Friday, October 5, 2012

Baby steps

It's hard to keep things in perspective.  It's easy to think in absolutes, but hard to stay within uncertainty.  It's simple to say 'Fi doesn't want to be an eventer anymore', but much harder to say that she's one hell of a nice eventer, but she has an issue right now that might or might not be fixable.

Yet again, Fi had a visit from the vet today.  It's become a weekly thing while we try to pick through the issues she's picked up.  I keep telling her, if she would just open her trap and tell us where she hurts, this would all be so much simpler.  Or even if she would just show us where she hurts rather than being so stoic. 

I have to mention here that I love my vet.  She's so darn patient with all of this.  Fi is a puzzle, not only to trainers but to vets.  My vet has been watching her on the ground and under saddle for weeks now, slowly piecing the bits together.  I was able to be there today and be the one in the saddle while she was evaluated yet again.

The princess did give us a pretty useful clue this time.  I had to give her four days off due to it being the end of the quarter for work and my first week of classes for the fall quarter.  That meant that her back was feeling pretty darn spiffy.  When I rode her, there was a definite stickiness to the left hind.  After her ride, her back was more reactive.

Ah ha!

The vet got out the ultrasound and I darn near passed out.  I've never seen that thing without it being bad news.  Like career ending bad news.  And then the vet said 'ah!' while looking at the images.  Oh, Goddess help me.  Save me from vets saying 'ah!'.  In this case, it was okay.  Her stifles weren't particularly swollen and all she saw was some remodeling on the left that suggested she'd had some instability in the past.  I already knew that, since her left stifle was the one that slipped when she was out of work and weak.  The vet said that everything looked fine to her, just some jewellery that wasn't unexpected, and we moved on to injecting her hocks and left stifle to make her more comfortable.  I was so darn relieved to see that ultrasound leave without any horrifying prognosis that I had to lean on Fi for a moment.  But just for a moment, because the princess had to be sedated for her injections.  My girl is such an absolute wimp with sedatives.

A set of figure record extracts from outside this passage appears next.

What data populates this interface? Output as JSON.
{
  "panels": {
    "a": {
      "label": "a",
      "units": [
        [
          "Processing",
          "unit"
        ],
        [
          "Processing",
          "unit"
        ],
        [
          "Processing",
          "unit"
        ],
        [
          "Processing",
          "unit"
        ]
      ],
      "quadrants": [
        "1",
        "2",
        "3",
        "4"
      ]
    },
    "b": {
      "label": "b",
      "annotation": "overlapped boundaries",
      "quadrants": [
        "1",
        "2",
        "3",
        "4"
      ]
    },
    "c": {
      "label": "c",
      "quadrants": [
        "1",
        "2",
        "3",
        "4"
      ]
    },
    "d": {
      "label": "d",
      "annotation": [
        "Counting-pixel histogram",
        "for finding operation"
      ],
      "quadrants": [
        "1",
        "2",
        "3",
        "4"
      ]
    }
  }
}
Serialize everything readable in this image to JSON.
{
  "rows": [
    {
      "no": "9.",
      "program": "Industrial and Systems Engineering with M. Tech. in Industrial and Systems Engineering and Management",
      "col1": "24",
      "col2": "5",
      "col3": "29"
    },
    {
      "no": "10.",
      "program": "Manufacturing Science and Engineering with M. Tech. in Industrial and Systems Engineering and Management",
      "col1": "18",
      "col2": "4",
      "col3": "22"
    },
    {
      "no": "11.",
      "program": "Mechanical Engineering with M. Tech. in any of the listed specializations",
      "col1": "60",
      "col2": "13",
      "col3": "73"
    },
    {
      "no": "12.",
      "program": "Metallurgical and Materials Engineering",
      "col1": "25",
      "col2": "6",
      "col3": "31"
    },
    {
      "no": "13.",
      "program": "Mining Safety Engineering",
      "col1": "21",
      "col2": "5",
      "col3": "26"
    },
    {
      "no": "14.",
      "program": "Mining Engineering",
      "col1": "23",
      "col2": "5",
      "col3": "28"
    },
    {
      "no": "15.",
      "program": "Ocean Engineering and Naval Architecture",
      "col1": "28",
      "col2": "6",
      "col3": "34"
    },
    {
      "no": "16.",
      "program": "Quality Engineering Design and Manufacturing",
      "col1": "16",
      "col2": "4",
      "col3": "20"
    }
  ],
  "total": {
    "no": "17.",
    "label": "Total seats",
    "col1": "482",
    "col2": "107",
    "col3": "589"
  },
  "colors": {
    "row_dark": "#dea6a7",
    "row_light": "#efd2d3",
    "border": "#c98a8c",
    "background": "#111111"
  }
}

I seriously thought she was going to fall down.  At least her reputation proceeded her and she got less than the standard dose for her size.  That white thing at her chin was a towel stuffed in her halter as padding while she leaned on the cross ties.  We flipped the clasps over to make her more comfortable and to make sure they held her up.

So she gets a couple days off and some cold hosing.  Then we'll see.  Her Lyme titter came back negative (again) so it's not that.  My vet really feels that she's got a bilateral issue behind, more left than right, and that her back issues won't sort out until she feels she can really push from behind and use herself properly.  With the remodeling found, I think we're on the right track now.

What does that mean?  I don't even know any more.  She's jumping cross rails again with confidence and enthusiasm now that the vet has her back pain under control, so at least some jumping is probably in her future.  If we can root out the actual cause, it's quite possible she'll be back at Novice next summer.  My vet and trainer are both optimistic for that, so I'm trying to follow suit.  This winter will be focused on getting her show ring ready for First Level 3 and getting us started on Second Level dressage.  If she decides she still wants to be an eventer, then we'll head back out at Novice.  I hope she decides to be an eventer again, but it's up to her.  She's too nice of a horse to ruin by forcing her into a discipline she doesn't enjoy.

For now, we just have to wait and see if this new tactic will make her comfortable and if she'll want to jump again.  

I hate waiting.

1 comment:

  1. wellll.....I am glad that it isn't some horrible injury. I hope you can both get back to what you love to do.